Challenge failed for domain www.qualityskilledsolutions.com
http-01 challenge for www.qualityskilledsolutions.com

Certbot failed to authenticate some domains (authenticator: nginx). The Certificate Authority reported these problems:
Domain: www.qualityskilledsolutions.com
Type: connection
Detail: 3.33.130.190: Fetching http://www.qualityskilledsolutions.com/.well-known/acme-challenge/DK4Va7Daokpf6XTz0Mn0F3GG_uG82K49k1dAoPWEu24: Error getting validation data

Hint: The Certificate Authority failed to verify the temporary nginx configuration changes made by Certbot. Ensure the listed domains point to this nginx server and that it is accessible from the internet.

Cleaning up challenges
Some challenges have failed.
Ask for help or search for solutions at https://community.letsencrypt.org. See the logfile /var/log/letsencrypt/letsencrypt.log or re-run Certbot with -v for more details.

My web server is: nginx/1.18.0 (Ubuntu)

The operating system my web server runs on is: Ubuntu 22.04 LTS

My hosting provider, if applicable, is: Linode

I can login to a root shell on my machine: yes

I'm using a control panel to manage my site: no

The version of my client is: certbot 1.21.0

Welcome @DarkSoliditi

Your DNS has 3 IP addresses for your apex domain. It looks like 2 of those are from some sort of Domain Forwarding or URL Redirect service. You should disable that. Your DNS should only have the public IP address for your nginx server.

qualityskilledsolutions.com. 0 IN A 3.33.130.190
qualityskilledsolutions.com. 0 IN A 15.197.148.33
qualityskilledsolutions.com. 0 IN A 23.239.19.231

The last one looks like the correct one. The first two are probably not.

You should discuss the DNS options with Linode if you do not know how to change them.

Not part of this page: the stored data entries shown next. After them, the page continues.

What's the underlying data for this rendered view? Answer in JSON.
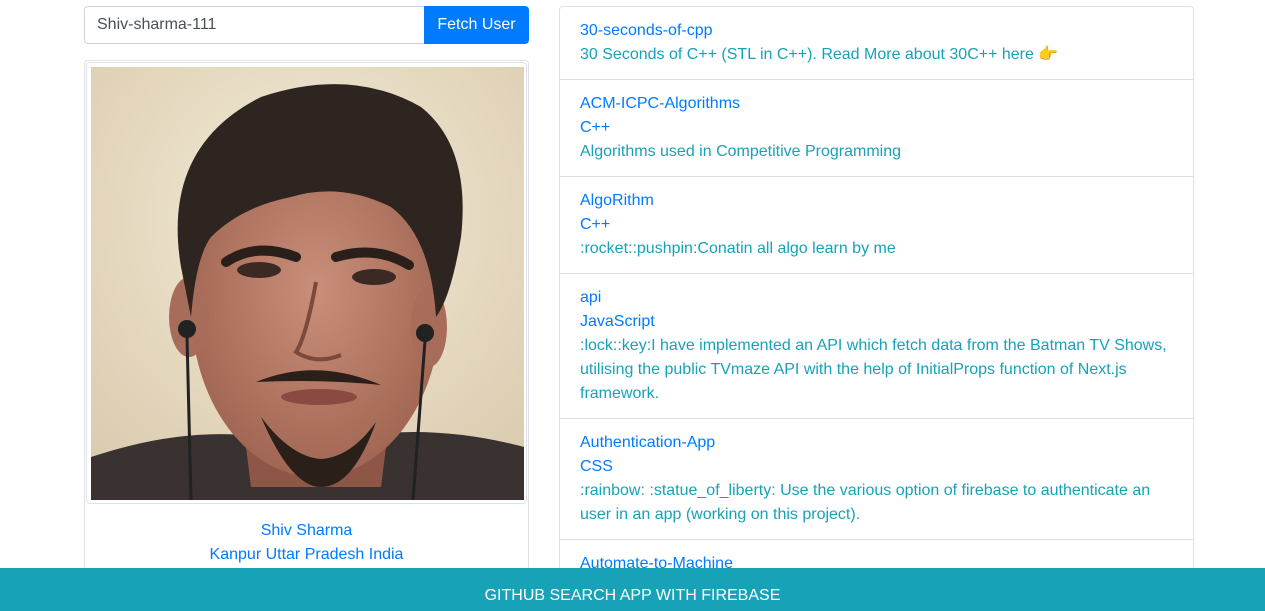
{
  "search": {
    "value": "Shiv-sharma-111",
    "button_label": "Fetch User"
  },
  "profile": {
    "name": "Shiv Sharma",
    "location": "Kanpur Uttar Pradesh India"
  },
  "repos": [
    {
      "name": "30-seconds-of-cpp",
      "language": "",
      "description": "30 Seconds of C++ (STL in C++). Read More about 30C++ here 👉"
    },
    {
      "name": "ACM-ICPC-Algorithms",
      "language": "C++",
      "description": "Algorithms used in Competitive Programming"
    },
    {
      "name": "AlgoRithm",
      "language": "C++",
      "description": ":rocket::pushpin:Conatin all algo learn by me"
    },
    {
      "name": "api",
      "language": "JavaScript",
      "description": ":lock::key:I have implemented an API which fetch data from the Batman TV Shows, utilising the public TVmaze API with the help of InitialProps function of Next.js framework."
    },
    {
      "name": "Authentication-App",
      "language": "CSS",
      "description": ":rainbow: :statue_of_liberty: Use the various option of firebase to authenticate an user in an app (working on this project)."
    },
    {
      "name": "Automate-to-Machine",
      "language": "",
      "description": ""
    }
  ],
  "footer": {
    "text": "GITHUB SEARCH APP WITH FIREBASE"
  },
  "colors": {
    "primary": "#007bff",
    "info": "#17a2b8",
    "border": "#dee2e6"
  }
}
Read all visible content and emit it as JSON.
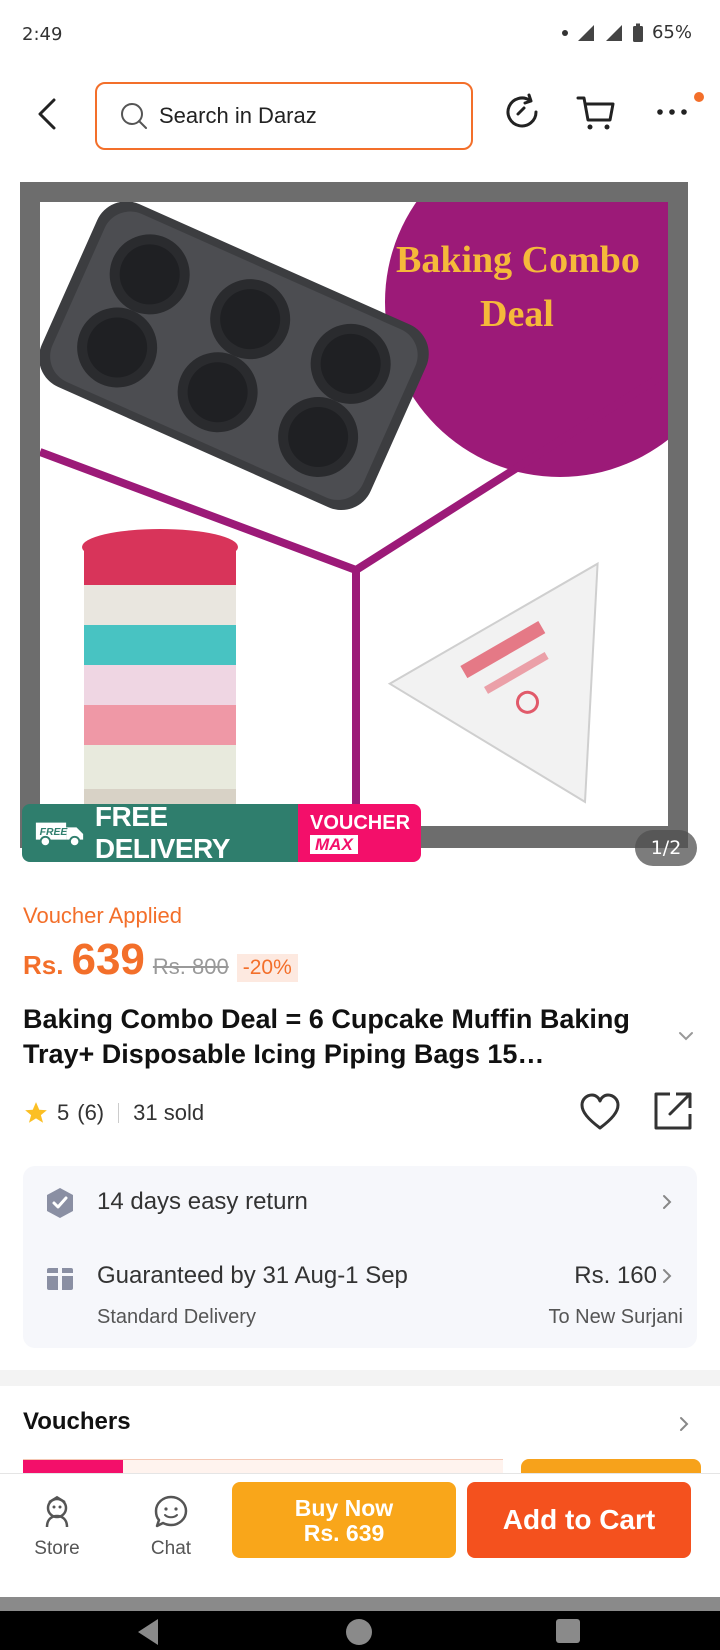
{
  "status_bar": {
    "time": "2:49",
    "battery": "65%"
  },
  "header": {
    "search_placeholder": "Search in Daraz"
  },
  "gallery": {
    "image_text_line1": "Baking Combo",
    "image_text_line2": "Deal",
    "badge_free": "FREE DELIVERY",
    "badge_free_truck": "FREE",
    "badge_voucher_line1": "VOUCHER",
    "badge_voucher_line2": "MAX",
    "pager": "1/2"
  },
  "price": {
    "voucher_applied": "Voucher Applied",
    "currency": "Rs.",
    "current": "639",
    "original": "Rs. 800",
    "discount": "-20%"
  },
  "product": {
    "title": "Baking Combo Deal = 6 Cupcake Muffin Baking Tray+ Disposable Icing Piping Bags 15…",
    "rating": "5",
    "rating_count": "(6)",
    "sold": "31 sold"
  },
  "services": {
    "return_text": "14 days easy return",
    "delivery_guarantee": "Guaranteed by 31 Aug-1 Sep",
    "delivery_type": "Standard Delivery",
    "delivery_fee": "Rs. 160",
    "delivery_destination": "To New Surjani"
  },
  "vouchers": {
    "title": "Vouchers"
  },
  "action_bar": {
    "store_label": "Store",
    "chat_label": "Chat",
    "buy_now_line1": "Buy Now",
    "buy_now_line2": "Rs. 639",
    "add_to_cart": "Add to Cart"
  },
  "colors": {
    "brand_orange": "#f36f2a",
    "buy_now": "#f9a61a",
    "add_to_cart": "#f4511e",
    "free_delivery_green": "#2f7e6d",
    "voucher_pink": "#f30f6a",
    "image_magenta": "#9c1a78"
  }
}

Godaddy has my Domain unfortunately, I had port forwarding setup when I was deploying with Heroku but I deleted that forwarding when I switched to Linode. I'm not sure where that forwarding is being assigned at the moment.

I do have another A reference on Godaddy that just says Parked, should I delete that?

Here are my domain stats
A @ 23.239.19.231
A @ Parked
NS @ ns43.domaincontrol.com. (can't delete)
NS @ ns44.domaincontrol.com. (can't delete)
CNAME pay paylinks.commerce.godaddy.com.
CNAME www qualityskilledsolutions.com.
CNAME _domainconnect _domainconnect.gd.domaincontrol.com.
SOA @ Primary nameserver: ns43.domaincontrol.com. (can't delete)

Perhaps this post helps. If not go speak with Godaddy support

That worked!! certbot created the ssl keys! Thank you so much!

This topic was automatically closed 30 days after the last reply. New replies are no longer allowed.